China-Canadian Relations, Huawei's Proposed 5G Network, and Cyber Espionage


In 2016, a Chinese telecommunication company (China Telecom) covertly diverted South Korean-bound Canadian internet traffic directly through and into China over a period of 6 months. According to Israeli cybersecurity specialist and electrical-engineering expert Yuval Shavitt, Rogers subscribers (which includes businesses of various sizes) in and around Canada's national capital area were particularly affected. Shavitt used this incident as a case-in-point to caution the Canadian government from doing business with Huawei Technologies, another Chinese telecommunications giant which is contending to build Canada's next-generation 5G wireless communications networks. 

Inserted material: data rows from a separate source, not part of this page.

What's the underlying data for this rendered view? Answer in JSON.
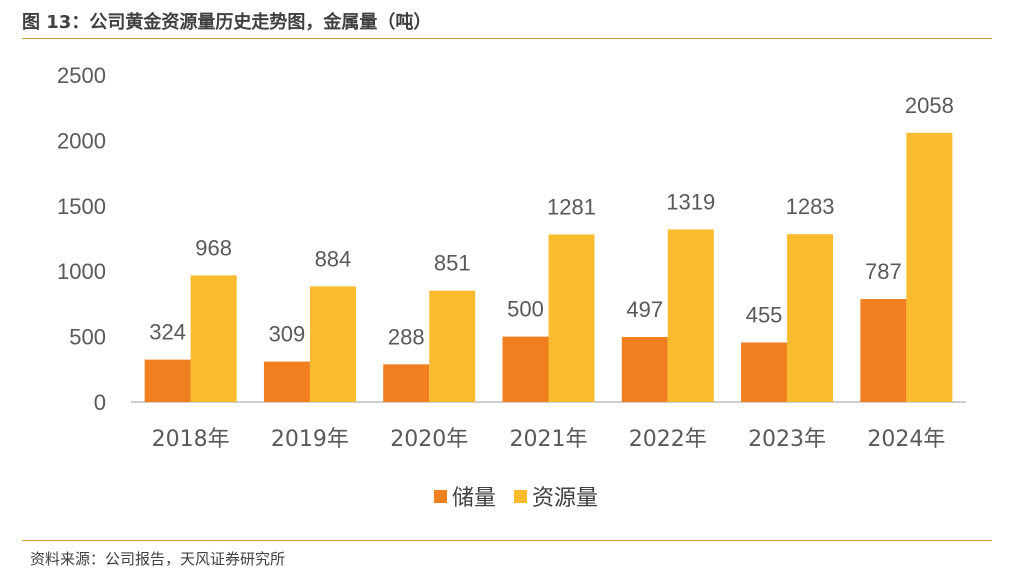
{
  "header": {
    "title": "图 13：公司黄金资源量历史走势图，金属量（吨）"
  },
  "footer": {
    "source": "资料来源：公司报告，天风证券研究所"
  },
  "colors": {
    "reserve": "#f07f1f",
    "resource": "#fbbb2e",
    "axis": "#bfbfbf",
    "rule": "#d99a3a"
  },
  "chart_data": {
    "type": "bar",
    "title": "公司黄金资源量历史走势图，金属量（吨）",
    "categories": [
      "2018年",
      "2019年",
      "2020年",
      "2021年",
      "2022年",
      "2023年",
      "2024年"
    ],
    "series": [
      {
        "name": "储量",
        "values": [
          324,
          309,
          288,
          500,
          497,
          455,
          787
        ]
      },
      {
        "name": "资源量",
        "values": [
          968,
          884,
          851,
          1281,
          1319,
          1283,
          2058
        ]
      }
    ],
    "ylim": [
      0,
      2500
    ],
    "yticks": [
      0,
      500,
      1000,
      1500,
      2000,
      2500
    ],
    "xlabel": "",
    "ylabel": "",
    "grid": false,
    "legend": "bottom-center"
  }
}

The "Shavitt-Demchak" report within which this incident was first explained described how China Telecom uses two and eight points of presence in Canada and the U.S. respectively to take "information-rich" Internet traffic crossing its network with noticeable effect to the end user/consumer. The report in question called internet points of presence the "perfect scenario for long-term espionage" as local alarm bells would not be raised about "long-term traffic detours". 

The danger with allowing Chinese companies like Huawei into Canadian markets is that many of these large Chinese companies are either state-owned companies or have government officials occupying executive positions. Even with privately owned Chinese companies with no government officials in executive positions, Chinese companies have a dangerous tendency of co-operating with the Chinese-government. Despite any of the above, Huawei has repeatedly denied that it co-operates with Chinese intelligence or ever would, stating that it would be highly detrimental to the company's business and affairs. 

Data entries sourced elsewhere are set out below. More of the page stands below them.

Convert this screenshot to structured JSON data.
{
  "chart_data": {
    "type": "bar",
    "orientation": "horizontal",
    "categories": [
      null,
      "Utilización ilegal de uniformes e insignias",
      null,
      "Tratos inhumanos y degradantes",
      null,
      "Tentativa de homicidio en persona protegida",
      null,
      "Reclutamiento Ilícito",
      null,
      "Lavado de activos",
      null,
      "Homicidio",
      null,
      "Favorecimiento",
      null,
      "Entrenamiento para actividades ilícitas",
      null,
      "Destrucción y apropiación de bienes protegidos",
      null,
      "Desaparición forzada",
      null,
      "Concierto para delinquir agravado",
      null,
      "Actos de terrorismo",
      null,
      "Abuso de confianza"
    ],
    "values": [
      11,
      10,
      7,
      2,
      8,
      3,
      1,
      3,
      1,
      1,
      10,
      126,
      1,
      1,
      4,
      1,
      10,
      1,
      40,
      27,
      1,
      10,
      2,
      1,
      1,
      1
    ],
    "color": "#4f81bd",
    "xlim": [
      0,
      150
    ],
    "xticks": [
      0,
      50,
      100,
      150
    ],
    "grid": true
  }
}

Needless to say, the decision as to whether or not Huawei should be permitted to proceed with its plans to supply hardware and software to Canadian companies has become highly politicized due to the recent arrest of Huawei's chief financial officer by Canadian officials. The arrest was made at the request of U.S. authorities, which are seeking to have Huawei's CFO extradited to the U.S. to face 23 criminal charges, notably fraud, trade-secret theft, conspiracy, and violations of international sanctions imposed on Iran. Since the arrest, China has jailed to Canadian citizens working in China and has imposed a death sentence on a third Canadian citizen. 

In 2016, CSIS (Canadian Security Intelligence Service) had issued a warning to the effect that China and Russia were zeroing their cyber espionage efforts on Canadian government officials, information systems, classified information, advanced technology, corporate secrets, and intellectual property of Canadian companies.